Wholesale prices rose again in November. The Producer Price Index (PPI) for final demand jumped a seasonally adjusted 0.8 percent during, up from 0.6 percent gains during each of the three preceding months. The Bureau of Labor Statistics has core PPI (net of energy, food, and trade services) soared 0.7 percent following October’s 0.4 percent jump.  Energy PPI rocketed 2.6 percent (gasoline: +7.3 percent) and food PPI advanced 1.2 percent, while core wholesale goods prices soared 0.8 percent. Over the past year, wholesale prices have surged 9.6 percent, with the core measure up 6.9 percent from November 2020.

Housing starts picked up in November. The Census Bureau reports that housing starts rose 11.8 percent during the month to a seasonally adjusted annualized rate (SAAR) of 1.679 million units. Starts of both single-family (+11.3 percent) and multi-family (+12.1 percent) homes advanced in November. Looking towards the future, housing construction permits grew 3.6 percent to an annualized 1.712 million units. Permits for single-family homes increased 2.7 percent, while those for multi-family homes swelled 6.1 percent.
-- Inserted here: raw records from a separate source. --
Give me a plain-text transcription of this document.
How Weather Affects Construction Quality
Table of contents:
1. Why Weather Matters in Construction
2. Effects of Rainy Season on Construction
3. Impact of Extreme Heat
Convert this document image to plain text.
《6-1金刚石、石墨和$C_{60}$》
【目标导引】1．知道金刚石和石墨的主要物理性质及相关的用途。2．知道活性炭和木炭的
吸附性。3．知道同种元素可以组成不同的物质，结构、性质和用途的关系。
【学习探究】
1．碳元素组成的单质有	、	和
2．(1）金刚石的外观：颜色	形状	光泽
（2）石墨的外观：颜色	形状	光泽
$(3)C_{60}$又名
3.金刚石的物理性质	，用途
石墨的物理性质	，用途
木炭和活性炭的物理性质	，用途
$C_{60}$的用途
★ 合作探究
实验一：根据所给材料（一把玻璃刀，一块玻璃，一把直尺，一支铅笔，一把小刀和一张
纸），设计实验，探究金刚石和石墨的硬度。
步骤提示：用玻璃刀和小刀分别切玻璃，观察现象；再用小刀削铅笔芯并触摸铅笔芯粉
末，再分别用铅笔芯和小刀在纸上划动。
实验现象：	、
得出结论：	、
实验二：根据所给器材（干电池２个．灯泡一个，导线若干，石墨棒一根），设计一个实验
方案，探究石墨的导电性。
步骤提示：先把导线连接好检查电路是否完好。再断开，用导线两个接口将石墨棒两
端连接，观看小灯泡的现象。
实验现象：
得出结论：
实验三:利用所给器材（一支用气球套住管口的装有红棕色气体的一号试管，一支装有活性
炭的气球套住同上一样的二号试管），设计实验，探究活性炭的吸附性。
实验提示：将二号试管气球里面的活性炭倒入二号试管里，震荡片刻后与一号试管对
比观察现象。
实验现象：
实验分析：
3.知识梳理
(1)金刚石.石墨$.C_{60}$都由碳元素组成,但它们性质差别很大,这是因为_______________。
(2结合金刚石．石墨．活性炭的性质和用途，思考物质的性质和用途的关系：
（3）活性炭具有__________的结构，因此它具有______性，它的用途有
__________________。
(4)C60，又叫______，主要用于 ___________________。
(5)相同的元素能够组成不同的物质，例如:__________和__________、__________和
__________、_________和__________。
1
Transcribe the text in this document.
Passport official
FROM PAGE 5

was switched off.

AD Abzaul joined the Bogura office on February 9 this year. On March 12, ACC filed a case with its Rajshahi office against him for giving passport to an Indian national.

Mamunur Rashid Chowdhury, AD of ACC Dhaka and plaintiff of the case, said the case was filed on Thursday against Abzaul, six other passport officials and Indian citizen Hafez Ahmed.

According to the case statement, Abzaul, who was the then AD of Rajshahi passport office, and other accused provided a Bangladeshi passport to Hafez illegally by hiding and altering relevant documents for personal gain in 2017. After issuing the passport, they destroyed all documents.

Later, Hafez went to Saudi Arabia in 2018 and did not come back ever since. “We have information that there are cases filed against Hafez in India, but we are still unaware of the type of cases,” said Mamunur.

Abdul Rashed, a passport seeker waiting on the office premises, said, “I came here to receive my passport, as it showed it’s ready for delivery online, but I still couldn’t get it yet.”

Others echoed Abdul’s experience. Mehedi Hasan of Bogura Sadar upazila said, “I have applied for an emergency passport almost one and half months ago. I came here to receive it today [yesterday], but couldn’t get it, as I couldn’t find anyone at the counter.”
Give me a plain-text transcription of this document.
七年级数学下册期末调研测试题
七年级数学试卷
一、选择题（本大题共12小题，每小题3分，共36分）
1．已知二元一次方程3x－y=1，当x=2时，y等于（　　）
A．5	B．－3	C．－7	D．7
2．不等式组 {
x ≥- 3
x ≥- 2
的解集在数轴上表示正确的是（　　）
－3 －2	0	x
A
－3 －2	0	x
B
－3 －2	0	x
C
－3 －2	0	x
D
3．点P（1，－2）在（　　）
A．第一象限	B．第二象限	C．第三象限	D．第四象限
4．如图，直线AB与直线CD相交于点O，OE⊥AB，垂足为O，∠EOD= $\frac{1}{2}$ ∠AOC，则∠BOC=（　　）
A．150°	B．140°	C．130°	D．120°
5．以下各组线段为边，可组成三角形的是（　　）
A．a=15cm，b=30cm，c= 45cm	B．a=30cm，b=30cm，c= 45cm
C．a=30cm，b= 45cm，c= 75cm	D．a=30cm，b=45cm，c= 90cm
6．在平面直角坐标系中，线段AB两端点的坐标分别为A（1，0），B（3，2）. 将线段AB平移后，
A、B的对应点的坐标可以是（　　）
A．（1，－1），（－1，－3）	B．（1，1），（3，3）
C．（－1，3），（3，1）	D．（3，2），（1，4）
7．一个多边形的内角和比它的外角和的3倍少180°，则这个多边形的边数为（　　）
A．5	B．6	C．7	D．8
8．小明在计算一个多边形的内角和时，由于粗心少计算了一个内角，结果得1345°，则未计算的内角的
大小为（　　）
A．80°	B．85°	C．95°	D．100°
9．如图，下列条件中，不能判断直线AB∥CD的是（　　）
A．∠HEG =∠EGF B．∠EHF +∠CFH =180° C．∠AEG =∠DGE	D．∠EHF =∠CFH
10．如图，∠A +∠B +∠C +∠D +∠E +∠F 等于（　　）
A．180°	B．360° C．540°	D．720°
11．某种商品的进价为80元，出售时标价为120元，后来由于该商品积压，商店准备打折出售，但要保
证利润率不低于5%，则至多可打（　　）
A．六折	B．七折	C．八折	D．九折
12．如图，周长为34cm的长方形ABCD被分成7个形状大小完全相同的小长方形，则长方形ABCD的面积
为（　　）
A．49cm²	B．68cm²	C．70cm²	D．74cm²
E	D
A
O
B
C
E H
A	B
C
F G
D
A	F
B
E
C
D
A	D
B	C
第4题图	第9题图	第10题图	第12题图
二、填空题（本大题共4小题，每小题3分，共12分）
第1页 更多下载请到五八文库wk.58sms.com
Housing completions jumped 4.1 percent to an annualized 1.231 million homes. 

Other U.S. economic data released over the past week:

  • Jobless Claims (Week ending December 11, 2021, First-Time Claims, seasonally adjusted): 206,000, +18,000 vs. the previous week, -667,000 vs. the same week a year earlier). 4-week moving average: 203,750 (-74.6% vs. the same week a year earlier). 
  • Import Prices (November 2021, All Imports, not seasonally adjusted): +0.7% vs. October 2021; +11.7% vs. November 2020. Nonfuel Imports: +0.5% vs. October 2021; +6.3% vs. November 2020.
  • Export Prices (November 2021, All Exports, not seasonally adjusted): +1.0% vs. October 2021; +18.2% vs. November 2020. Nonagricultural Exports: +1.0% vs. October 2021; +17.8% vs. November 2020. 
  • State Employment (November 2021, Nonfarm Payrolls, seasonally adjusted): Vs. October 2021: Payrolls grew in 16 states and held steady in 34 states and the District of Columbia. Vs. November 2020: Increased in 49 states and the District of Columbia and steady in 1 state.
  • NFIB Small Business Optimism (November 2021, Index (1986=100), seasonally adjusted): 98.4 (vs. October 2021: 98.2; vs. November 2020: 101.4).
  • Business Inventories (October 2021, Manufacturers and Trade Inventories, seasonally adjusted): $2.218 trillion (+1.2% vs. September 2021; +7.8% vs. October 2020). 
  • Treasury International Capital Flows (October 2021; Net Foreign Purchase of U.S. Securities, not seasonally adjusted): -$22.1 billion (vs. September 2021: +$14.2 billion; vs. October 2020: +$30.6 billion).

The opinions expressed here are not necessarily those of Kevin’s current employer. No endorsements are implied.